Marty Smith, owner of The Flag Store, Sign and Banner in Sparks, believes it is important to connect with local business owners dealing with similar struggles.
“These are people in the same boat, rowing the same motors as me,” he said.
As a member of Made in Nevada, Smith’s business gets exposure in the nonprofit’s catalog, on its website and through special marketplace events, such as the one held at his store earlier this month.
The event brought together some 20 vendors and businesses associated with Made in Nevada to sell products and engage patrons under one roof. Live music, poetry readings, wine tastings and food samples made for more than just shopping.
“This year was absolutely incredible,” Smith said of the marketplace.
Castillo hopes to expand upon this success and increase the number of marketplace events in 2011.
“It’s really important to see these businesses grow,” she said. “It makes our communities proud.”
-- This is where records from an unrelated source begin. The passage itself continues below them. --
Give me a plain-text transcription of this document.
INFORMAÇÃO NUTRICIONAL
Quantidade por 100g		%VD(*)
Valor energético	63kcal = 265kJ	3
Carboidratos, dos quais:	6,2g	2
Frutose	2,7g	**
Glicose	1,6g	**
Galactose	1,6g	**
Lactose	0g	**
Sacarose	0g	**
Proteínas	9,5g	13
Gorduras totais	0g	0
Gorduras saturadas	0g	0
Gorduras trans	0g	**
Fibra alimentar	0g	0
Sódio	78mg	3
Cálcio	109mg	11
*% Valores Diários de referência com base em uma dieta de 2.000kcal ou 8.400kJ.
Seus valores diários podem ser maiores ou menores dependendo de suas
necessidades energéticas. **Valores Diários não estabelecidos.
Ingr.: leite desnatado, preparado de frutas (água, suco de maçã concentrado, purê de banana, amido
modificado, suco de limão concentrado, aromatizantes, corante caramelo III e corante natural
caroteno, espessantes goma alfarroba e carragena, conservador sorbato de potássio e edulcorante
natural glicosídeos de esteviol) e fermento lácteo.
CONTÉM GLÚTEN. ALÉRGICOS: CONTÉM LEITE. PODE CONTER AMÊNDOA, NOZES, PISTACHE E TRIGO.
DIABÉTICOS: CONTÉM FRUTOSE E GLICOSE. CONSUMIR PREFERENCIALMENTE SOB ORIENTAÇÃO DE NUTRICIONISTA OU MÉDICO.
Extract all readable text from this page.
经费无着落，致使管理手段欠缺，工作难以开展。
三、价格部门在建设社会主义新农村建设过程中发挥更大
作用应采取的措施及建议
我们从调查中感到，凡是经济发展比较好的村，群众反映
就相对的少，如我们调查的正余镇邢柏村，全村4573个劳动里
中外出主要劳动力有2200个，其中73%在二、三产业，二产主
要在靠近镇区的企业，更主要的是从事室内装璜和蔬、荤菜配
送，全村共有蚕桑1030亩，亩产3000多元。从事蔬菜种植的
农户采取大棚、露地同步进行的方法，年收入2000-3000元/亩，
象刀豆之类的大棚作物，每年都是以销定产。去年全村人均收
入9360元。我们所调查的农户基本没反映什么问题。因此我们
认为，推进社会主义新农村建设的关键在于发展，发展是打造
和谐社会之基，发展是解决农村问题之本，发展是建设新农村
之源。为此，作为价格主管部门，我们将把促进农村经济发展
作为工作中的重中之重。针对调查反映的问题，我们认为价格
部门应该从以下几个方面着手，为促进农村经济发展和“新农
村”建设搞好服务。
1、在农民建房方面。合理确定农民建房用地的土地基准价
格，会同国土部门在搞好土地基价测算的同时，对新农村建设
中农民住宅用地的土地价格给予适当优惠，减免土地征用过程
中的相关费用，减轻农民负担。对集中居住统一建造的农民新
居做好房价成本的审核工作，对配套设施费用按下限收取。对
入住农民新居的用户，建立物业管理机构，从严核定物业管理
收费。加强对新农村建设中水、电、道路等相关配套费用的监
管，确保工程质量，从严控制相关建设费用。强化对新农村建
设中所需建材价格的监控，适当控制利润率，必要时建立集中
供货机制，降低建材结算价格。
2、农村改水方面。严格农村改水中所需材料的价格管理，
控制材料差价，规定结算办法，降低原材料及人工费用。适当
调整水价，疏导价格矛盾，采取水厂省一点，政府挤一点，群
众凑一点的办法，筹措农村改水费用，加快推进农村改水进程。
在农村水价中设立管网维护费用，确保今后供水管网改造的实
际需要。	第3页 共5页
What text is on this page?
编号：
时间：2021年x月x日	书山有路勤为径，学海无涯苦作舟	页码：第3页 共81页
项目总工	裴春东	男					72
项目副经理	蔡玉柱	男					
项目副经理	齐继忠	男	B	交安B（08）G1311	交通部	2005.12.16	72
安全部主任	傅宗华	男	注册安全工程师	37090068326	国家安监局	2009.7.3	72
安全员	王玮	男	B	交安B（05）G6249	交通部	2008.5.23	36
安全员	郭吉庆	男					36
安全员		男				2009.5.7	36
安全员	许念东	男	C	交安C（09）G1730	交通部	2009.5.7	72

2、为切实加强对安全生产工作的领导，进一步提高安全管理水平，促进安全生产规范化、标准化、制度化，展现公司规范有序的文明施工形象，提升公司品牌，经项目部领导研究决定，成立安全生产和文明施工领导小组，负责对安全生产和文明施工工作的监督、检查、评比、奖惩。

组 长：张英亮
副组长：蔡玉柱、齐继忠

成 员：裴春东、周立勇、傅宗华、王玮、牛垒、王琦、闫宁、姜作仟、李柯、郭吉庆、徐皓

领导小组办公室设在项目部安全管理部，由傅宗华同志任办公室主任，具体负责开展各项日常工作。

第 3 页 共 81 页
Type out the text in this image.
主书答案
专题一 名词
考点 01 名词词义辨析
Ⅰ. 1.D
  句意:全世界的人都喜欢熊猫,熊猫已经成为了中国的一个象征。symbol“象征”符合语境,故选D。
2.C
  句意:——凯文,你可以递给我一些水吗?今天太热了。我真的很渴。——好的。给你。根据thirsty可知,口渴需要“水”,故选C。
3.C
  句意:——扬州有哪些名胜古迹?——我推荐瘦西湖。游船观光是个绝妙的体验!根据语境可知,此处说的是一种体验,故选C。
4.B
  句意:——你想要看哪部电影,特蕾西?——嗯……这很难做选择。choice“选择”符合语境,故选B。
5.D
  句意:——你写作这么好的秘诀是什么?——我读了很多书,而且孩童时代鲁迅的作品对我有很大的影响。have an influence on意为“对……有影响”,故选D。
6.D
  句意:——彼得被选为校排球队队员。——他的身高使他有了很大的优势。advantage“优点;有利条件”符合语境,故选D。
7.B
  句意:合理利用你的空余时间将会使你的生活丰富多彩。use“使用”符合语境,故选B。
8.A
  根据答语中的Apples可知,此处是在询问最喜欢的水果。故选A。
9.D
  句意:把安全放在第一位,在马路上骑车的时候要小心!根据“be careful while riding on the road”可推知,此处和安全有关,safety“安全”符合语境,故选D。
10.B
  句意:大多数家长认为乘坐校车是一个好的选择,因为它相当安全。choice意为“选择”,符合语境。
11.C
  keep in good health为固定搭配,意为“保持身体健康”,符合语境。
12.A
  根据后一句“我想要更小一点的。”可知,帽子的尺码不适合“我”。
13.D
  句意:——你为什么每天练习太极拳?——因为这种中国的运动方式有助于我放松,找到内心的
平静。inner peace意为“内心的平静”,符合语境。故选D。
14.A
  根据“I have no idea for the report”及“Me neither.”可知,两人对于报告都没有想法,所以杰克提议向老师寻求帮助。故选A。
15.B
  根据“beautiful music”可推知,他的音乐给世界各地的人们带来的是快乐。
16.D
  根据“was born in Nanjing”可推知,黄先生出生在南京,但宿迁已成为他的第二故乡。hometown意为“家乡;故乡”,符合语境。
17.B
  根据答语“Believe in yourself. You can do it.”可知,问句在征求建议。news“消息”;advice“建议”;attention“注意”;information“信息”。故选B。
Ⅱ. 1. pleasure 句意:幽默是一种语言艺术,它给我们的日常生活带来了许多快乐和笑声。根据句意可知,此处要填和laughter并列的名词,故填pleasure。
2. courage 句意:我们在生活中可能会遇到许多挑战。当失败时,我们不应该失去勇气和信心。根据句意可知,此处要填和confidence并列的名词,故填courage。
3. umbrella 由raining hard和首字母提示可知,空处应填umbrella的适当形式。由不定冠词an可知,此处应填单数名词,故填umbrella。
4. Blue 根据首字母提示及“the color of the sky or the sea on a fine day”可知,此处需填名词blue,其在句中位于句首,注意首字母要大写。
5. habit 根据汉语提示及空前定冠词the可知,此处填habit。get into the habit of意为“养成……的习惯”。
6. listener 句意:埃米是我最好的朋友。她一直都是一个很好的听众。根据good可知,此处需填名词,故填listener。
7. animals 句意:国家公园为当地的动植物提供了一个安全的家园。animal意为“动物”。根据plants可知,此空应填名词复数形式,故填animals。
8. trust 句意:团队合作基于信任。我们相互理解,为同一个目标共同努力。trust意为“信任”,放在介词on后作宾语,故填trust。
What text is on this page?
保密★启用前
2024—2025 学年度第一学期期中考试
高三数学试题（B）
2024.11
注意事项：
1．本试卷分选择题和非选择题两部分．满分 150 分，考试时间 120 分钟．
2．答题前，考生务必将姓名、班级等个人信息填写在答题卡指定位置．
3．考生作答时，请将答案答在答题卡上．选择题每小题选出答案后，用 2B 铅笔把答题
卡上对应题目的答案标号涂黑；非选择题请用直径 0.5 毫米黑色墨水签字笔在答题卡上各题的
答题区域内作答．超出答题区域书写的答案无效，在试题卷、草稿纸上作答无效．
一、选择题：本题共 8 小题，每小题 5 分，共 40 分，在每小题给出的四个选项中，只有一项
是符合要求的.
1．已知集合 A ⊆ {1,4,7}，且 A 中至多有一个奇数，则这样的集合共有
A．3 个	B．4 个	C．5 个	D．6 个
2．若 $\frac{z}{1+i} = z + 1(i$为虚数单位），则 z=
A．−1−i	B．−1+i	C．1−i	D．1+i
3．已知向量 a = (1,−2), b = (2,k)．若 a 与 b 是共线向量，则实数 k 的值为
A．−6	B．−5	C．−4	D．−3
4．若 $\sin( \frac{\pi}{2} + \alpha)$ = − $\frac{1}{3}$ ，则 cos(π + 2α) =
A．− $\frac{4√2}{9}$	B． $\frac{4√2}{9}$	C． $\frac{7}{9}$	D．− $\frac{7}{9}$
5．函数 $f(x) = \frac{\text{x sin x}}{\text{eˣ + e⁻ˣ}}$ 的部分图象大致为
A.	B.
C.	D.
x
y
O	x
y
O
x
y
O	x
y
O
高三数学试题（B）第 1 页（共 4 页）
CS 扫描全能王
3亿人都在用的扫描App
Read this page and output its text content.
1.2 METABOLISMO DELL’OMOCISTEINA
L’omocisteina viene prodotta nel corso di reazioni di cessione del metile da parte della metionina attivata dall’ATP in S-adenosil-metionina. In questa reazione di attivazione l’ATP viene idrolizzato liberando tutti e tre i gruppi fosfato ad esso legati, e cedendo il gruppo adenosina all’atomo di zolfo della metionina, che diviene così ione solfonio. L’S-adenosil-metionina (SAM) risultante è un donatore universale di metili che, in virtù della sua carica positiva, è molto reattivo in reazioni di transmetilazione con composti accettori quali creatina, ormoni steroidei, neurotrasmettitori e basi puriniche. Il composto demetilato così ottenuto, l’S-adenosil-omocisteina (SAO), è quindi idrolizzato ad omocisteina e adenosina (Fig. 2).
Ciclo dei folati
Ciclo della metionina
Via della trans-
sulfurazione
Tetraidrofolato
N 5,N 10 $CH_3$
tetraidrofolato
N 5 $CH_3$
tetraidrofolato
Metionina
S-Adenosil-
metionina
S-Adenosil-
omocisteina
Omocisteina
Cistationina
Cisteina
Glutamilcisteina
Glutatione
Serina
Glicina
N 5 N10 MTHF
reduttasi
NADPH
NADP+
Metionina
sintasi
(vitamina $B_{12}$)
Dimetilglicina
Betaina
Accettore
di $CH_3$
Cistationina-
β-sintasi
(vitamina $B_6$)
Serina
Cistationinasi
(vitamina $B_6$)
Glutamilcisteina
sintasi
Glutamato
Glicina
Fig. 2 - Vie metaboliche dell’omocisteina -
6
Smith has turned the Made in Nevada theme into an integral part of his business in the last year. To survive the recession, he said, it became necessary to diversify his inventory. Moving beyond selling flags and making signs became absolutely critical.
So Smith took a chance and decided to invest in gift baskets, apparel, wine, food products and other merchandise produced in Nevada.
“It looks like it has paid off,” he said.
Getting creative, thinking outside the box and assuming risks have become part of the cost of doing business for many in recent years.
But success, in large measure, still depends on the consumer side of the equation.
That’s why Asher does what he does.
“My niche is providing a free online directory for local businesses,” he said, but only inasmuch as it gives consumers a central search point to discover local alternatives to chain retail and restaurant outlets.
Asher is set to launch a “10 percent shift” campaign in the new year, wherein area consumers are encouraged to adjust their spending habits to the local market.
Asher said that if Reno-Sparks residents shift just 10 percent of spending from chain stores or out-of-state markets to local businesses, the area can retain upwards of $350 million. That money, he said, circulates through the economy and supports schools, infrastructure projects, police departments and parks, among other things, all without any tax increases.
If successful, Asher believes his campaign can help lead the way to better economic days for Nevada.
“We’re all in this together,” he said.